The top tax rate would be 38.5 percent and would apply to individuals making $500,000 a year or households making $1 million, Sen. John Hoeven (R-ND) told the newspaper.

Other changes from the House plan include keeping the medical-expense deduction, which the lower chamber wants to eliminate.

The Senate bill would double the size of inheritances exempt from the estate tax, while the House bill would eliminate it entirely.

Senate Republicans declined to repeal the mandate that individuals buy health insurance or pay a penalty, under the Affordable Care Act, a step that would have raised hundreds of millions of dollars for tax cuts — along with controversy.

Senate Democrats trashed the GOP bill, with Minority Leader Charles Schumer saying elimination of the state and local deductions would doom it in the House.

“House suburban Republicans beware.
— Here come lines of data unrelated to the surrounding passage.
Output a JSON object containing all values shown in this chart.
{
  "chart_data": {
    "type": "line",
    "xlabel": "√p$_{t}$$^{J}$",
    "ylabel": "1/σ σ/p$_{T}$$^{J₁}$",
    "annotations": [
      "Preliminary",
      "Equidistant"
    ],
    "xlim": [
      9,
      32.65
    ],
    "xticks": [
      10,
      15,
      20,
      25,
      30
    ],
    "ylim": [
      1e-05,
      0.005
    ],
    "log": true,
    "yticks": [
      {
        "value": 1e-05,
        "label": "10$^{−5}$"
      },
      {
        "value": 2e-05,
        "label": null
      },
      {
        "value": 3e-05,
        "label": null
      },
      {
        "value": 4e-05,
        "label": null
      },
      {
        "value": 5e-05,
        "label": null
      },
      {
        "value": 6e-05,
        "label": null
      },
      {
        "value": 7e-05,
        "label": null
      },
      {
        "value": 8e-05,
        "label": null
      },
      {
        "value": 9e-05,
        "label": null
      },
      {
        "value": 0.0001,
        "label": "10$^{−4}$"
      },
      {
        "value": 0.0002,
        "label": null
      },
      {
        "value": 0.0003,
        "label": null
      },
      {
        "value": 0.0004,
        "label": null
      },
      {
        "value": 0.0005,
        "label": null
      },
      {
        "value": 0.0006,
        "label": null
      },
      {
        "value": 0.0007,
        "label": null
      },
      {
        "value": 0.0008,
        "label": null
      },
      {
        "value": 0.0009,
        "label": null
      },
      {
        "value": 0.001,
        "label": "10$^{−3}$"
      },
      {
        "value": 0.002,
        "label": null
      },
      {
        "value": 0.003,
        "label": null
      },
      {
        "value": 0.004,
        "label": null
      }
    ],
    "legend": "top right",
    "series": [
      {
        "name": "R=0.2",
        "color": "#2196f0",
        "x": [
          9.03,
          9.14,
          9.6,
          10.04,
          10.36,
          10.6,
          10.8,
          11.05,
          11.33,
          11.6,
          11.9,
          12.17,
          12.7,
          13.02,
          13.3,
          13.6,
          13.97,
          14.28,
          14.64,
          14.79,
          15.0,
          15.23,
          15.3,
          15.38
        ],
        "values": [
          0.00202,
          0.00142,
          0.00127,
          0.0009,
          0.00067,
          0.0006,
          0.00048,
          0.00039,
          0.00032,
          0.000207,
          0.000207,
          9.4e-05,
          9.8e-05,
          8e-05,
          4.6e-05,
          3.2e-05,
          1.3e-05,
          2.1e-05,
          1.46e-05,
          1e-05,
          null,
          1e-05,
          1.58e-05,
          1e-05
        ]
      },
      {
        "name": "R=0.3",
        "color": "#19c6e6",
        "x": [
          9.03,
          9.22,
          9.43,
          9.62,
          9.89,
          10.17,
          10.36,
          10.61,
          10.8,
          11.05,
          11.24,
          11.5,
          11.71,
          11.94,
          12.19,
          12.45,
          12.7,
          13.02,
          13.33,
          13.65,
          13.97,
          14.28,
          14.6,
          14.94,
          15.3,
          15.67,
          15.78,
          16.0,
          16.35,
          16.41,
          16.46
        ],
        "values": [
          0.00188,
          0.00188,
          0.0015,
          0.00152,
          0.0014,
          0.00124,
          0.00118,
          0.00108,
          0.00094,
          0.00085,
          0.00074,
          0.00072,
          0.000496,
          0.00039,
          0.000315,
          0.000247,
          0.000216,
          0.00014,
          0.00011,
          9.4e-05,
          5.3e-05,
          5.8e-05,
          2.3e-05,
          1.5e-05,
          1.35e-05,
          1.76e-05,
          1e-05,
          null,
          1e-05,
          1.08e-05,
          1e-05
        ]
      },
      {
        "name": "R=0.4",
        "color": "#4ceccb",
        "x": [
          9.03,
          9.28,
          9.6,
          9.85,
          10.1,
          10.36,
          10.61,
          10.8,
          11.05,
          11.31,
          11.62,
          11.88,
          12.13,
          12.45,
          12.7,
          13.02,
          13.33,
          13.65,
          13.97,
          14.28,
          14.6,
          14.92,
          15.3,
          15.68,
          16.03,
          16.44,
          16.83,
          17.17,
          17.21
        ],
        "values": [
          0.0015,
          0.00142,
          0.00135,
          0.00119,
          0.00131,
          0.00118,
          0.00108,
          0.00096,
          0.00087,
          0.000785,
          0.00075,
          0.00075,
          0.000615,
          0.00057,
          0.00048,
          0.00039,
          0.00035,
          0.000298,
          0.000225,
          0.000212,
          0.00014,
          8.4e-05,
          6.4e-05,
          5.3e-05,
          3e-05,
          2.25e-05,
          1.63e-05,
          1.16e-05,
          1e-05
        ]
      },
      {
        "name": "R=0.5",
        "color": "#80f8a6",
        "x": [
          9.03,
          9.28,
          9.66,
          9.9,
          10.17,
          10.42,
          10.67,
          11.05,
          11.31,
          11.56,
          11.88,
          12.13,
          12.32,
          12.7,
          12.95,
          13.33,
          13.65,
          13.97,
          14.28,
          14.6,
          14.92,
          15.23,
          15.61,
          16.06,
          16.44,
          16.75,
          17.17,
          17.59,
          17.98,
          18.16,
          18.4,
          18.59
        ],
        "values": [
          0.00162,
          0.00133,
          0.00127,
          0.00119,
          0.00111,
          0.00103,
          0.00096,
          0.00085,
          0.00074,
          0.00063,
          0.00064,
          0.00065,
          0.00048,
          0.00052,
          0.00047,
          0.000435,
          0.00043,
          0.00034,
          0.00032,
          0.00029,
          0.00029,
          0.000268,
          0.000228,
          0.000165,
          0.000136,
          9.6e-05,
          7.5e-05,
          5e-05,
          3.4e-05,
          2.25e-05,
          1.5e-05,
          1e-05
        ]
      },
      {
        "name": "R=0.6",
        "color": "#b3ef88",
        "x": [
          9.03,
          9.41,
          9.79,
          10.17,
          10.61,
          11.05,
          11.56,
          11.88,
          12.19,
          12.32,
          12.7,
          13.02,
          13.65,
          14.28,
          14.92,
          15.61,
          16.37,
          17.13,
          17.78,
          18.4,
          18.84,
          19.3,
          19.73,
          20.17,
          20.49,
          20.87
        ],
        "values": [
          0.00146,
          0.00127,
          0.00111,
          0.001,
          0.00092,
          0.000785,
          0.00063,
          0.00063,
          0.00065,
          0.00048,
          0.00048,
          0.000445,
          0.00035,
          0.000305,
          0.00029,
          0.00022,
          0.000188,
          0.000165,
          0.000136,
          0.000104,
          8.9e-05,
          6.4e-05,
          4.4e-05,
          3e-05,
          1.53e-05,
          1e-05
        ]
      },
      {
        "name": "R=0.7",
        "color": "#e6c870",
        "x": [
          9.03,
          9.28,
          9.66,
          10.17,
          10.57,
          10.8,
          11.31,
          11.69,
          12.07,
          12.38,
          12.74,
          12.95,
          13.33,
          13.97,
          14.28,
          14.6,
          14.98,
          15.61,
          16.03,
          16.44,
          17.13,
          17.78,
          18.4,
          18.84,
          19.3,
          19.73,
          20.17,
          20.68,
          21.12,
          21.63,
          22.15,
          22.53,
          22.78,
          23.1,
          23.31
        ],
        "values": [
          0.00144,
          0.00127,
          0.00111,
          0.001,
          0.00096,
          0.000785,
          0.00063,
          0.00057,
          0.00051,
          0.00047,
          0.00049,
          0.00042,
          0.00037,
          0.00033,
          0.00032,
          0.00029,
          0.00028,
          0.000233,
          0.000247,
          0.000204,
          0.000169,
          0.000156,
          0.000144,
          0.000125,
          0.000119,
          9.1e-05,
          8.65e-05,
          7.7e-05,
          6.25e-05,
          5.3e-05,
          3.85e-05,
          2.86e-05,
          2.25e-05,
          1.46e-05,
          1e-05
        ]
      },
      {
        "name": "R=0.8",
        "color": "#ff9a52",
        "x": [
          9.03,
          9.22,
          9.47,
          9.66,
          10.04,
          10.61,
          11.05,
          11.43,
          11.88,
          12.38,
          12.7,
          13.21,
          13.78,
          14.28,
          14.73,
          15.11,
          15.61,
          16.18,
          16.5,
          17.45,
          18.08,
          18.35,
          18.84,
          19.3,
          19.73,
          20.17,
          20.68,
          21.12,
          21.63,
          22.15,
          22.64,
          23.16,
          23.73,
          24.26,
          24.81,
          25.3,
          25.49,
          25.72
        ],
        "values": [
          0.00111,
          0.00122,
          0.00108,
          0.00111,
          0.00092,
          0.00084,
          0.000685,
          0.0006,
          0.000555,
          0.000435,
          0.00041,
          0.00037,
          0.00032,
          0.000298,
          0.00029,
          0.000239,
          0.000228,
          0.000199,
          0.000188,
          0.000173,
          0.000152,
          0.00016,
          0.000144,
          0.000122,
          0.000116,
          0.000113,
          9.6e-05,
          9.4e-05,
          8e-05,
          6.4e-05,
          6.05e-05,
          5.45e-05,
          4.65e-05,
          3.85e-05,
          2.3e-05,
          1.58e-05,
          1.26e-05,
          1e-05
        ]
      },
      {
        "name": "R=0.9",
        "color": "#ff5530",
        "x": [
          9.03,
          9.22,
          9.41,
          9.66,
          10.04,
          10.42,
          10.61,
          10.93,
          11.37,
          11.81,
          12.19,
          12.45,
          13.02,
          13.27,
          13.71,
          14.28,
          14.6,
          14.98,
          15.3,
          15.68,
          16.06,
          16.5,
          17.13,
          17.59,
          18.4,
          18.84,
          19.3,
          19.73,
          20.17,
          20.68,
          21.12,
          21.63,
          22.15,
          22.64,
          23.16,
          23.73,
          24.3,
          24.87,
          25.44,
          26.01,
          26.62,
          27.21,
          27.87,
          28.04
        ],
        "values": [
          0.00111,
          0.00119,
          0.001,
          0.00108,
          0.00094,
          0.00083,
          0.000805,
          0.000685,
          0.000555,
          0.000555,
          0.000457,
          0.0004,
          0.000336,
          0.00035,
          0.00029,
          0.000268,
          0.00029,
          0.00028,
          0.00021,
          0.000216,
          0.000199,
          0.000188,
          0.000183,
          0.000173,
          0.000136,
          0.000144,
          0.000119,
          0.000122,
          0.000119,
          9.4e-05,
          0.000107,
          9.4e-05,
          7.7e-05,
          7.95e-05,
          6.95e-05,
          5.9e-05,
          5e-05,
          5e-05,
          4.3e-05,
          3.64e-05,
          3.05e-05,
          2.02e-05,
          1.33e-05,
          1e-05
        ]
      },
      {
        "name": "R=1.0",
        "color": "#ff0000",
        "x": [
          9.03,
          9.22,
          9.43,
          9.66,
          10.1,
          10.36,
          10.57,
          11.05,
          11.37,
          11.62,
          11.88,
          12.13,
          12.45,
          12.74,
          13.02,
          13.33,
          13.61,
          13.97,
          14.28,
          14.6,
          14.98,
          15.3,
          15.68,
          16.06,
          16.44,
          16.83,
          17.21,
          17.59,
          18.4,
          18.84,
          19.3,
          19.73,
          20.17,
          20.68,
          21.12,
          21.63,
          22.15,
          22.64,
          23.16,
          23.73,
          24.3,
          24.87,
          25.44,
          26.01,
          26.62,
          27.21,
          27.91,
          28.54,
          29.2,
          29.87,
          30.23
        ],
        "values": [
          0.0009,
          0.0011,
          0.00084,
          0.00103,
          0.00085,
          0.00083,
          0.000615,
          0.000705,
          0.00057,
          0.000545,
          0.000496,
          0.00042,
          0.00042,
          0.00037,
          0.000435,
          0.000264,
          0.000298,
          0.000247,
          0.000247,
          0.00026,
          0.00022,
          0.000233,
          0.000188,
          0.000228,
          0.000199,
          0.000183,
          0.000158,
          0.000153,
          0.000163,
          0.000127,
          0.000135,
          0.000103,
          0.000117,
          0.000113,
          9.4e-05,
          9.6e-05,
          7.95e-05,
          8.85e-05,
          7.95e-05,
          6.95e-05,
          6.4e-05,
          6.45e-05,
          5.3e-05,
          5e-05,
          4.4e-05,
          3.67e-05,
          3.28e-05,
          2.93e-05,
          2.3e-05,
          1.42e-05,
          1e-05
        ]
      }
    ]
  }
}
There are setting you up for big fall,” he said.

But Republicans said their bill was a winner.

Sen. Orrin Hatch (R-Utah) chairman of the Finance Committee, took the Senate floor to declare that the Senate bill would finally “reduce individual rates across the board and direct substantial relief to low- and middle-income families and workers.”

The high-stakes overhaul of the nation’s tax system — which would be the first in three decades — is considered critical by the GOP, which is desperate for a legislative victory before the 2018 midterm elections.

Democratic victories in Tuesday’s elections added to the pressure, senators admitted.